Rencontre entre rebelles et milices pro-Bamako pour parler de paix

Des militants indépendantistes du MNLA, à Kidal, dans le nord du Mali le 28 juillet 2013.
© AFP PHOTO / KENZO TRIBOUILLARD

Une délégation des rebelles de la Coordination des mouvements de l’Azawad a terminé une visite de deux jours dans la capitale malienne au cours de laquelle ils ont promis au président Ibrahim Boubacar Keïta de tout mettre en œuvre pour éviter de nouveaux affrontements. Pour la première fois, une rencontre entre rebelles et représentants des groupes d’auto-défense pro-Bamako a également eu lieu.

Au cours d’une visite de 48 heures dans la capitale malienne qui s’est terminée hier soir, une délégation de la Coordination des mouvements de l’Azawad a rencontré - c’est une première -, une délégation des groupes d’auto-défense loyalistes. « Au cours de la rencontre, le climat était moins tendu que sur le terrain », confie un témoin de cette rencontre.

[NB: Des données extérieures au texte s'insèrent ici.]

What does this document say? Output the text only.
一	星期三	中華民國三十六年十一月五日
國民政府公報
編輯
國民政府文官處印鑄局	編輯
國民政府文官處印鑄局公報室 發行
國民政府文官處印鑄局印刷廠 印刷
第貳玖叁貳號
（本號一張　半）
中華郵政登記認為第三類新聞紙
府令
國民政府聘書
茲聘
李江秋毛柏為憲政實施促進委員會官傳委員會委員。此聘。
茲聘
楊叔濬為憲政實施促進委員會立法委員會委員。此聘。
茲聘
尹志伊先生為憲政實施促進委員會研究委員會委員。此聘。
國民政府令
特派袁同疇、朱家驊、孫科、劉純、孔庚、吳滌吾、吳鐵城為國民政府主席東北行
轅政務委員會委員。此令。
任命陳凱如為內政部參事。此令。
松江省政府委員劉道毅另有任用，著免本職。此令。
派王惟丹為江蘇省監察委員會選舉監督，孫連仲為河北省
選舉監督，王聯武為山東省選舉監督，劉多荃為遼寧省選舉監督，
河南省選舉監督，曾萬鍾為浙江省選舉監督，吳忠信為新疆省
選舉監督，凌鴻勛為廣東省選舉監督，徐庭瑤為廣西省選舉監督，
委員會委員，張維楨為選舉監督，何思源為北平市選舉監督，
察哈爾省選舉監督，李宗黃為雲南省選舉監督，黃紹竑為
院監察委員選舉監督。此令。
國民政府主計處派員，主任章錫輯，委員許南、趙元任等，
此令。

La CMA avait quasiment suspendu sa participation aux travaux du comité de suivi de l’accord d’Alger. Mais depuis, ses adversaires sur le terrain - les groupes armés rassemblés au sein de la plateforme du Groupe auto-défense touareg Imghad et alliés (Gatia) - ont quitté leurs positions à Anéfis, répondant ainsi à l’appel du président malien Ibrahim Boubacar Keïta et à la pression de la communauté internationale.

Nouvel engagement à respecter le cessez-le-feu

La semaine dernière, dans les jours qui ont suivi le retrait des hommes du Gatia, les combattants de la CMA sont revenus occuper la ville, au grand dam du ministre malien en charge de la Reconstruction du Nord, Hamadoun Konaté. Invité sur l’antenne de RFI le week-end dernier, celui-ci plaide pour que « la Minusma, qui est présente aujourd’hui au niveau d’Anéfis, prenne toutes les dispositions en rapport avec toute autorité compétente pour qu’Anéfis soit libre de la présence de tout mouvement armé ».

Au terme de la rencontre qui s’est tenue à Bamako cette semaine, les deux parties - Gatia et CMA - se sont en tout cas engagées à ne plus faire parler les armes. Un nouvel engagement à respecter le cessez-le-feu qui a plusieurs fois été mis à mal.

Au cours de son séjour à Bamako, la délégation de la CMA a également rencontré le président IBK. « Nous avons dit au président malien que nous voulons la paix et il faut que tout le monde dise la même chose », rapporte à RFI le chef de la délégation des rebelles. Une délégation de la CMA qui est retournée dans son fief de Kidal avec un autre engagement : mener une campagne de sensibilisation auprès de ses troupes pour éviter de nouveaux affrontements.